3.4.3. Trichoderma species diversity

The diversity results in both experiments did not differ from the long term field experiment (Chapter Two) as the same five Trichoderma species were recovered in this experiment. The overall Trichoderma species proportions in the rhizosphere of onion plant were variable between treatments and at different sampling times however, in the first experiment three species T. hamatum (39%), T. harzianum

(27%) T. koningii (25%) dominated the Trichoderma population representing 91% of the total population. However, in the second experiment, only T. hamatum and T. koningii were the dominant species (79%) while the remaining species T. atroviride,

T. asperellum and T. harzianum were in relatively equal proportions. Overall, the results obtained in this study were in accordance with what was previously observed in the long term field experiment and supports the idea that these five species could coexist in the rhizosphere and competition between them might be very limited since proportions seem to be relatively stable. However, they may occupy different niches along the root, which was not investigated in the present study as the entire root system was combined. This aspect is investigated further in Chapter Five. Interestingly, the onion residue treatment in the second experiment was mainly dominated by two species (T. hamatum 70% and T. koningii 20%) and had the lowest diversity with only three species present.

In addition, a treatment effect was detected in the first experiment for the presence frequency of T. harzianum but not for the other four species so the fourth hypothesis Ho’’’’ was only rejected for T, harzianum. From the presence frequency data for T. harzianum there was some evidence that onion residues could inhibit its presence in the soil. The lower occurrence of T. harzianum in the onion residue treatments of both experiments could be caused by several factors including the release of inhibitory compounds from the decomposition of onion scales, competition from the high Penicillium population and competition for the same nutrients or the release by

Penicillium CFU of secondary metabolites such as antibiotics that would inhibit this species in particular. These possible factors are investigated in the next chapter.

Comparison in species diversity between the rhizosphere and the rhizoplane soil in the first experiment revealed that diversity was lower in the rhizoplane soil as only four species were recovered instead of five as with the rhizosphere soil. Trichoderma atroviride was never recovered in the rhizoplane soil indicating that T. atroviride

might favour the rhizosphere soil where competition from soil microorganisms such as rhizobacteria would be less intense. Interestingly, the proportion of T. asperellum

in the rhizoplane soil was the second largest behind T. hamatum.

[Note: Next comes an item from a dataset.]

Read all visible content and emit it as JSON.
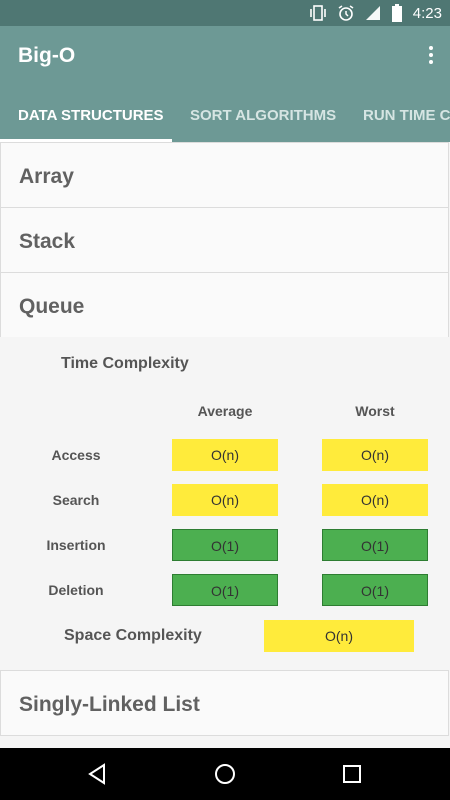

Therefore, T. asperellum might behave in the opposite way to T. atroviride by favouring the rhizoplane soil. This observation could indicate that onion could exert a selective pressure on the colonisation location of Trichoderma species. This would be in accordance with Kurakov and Kostina (2001) study which reported that colonisation of plant root surface by Trichoderma species was species-specific. This requires further research to establish if Trichoderma species favour the colonisation of the onion root surface. If active selection does take place, the success of the application of Trichoderma in situ as a biological control agent could be increased by selecting species that the onion plant will encourage.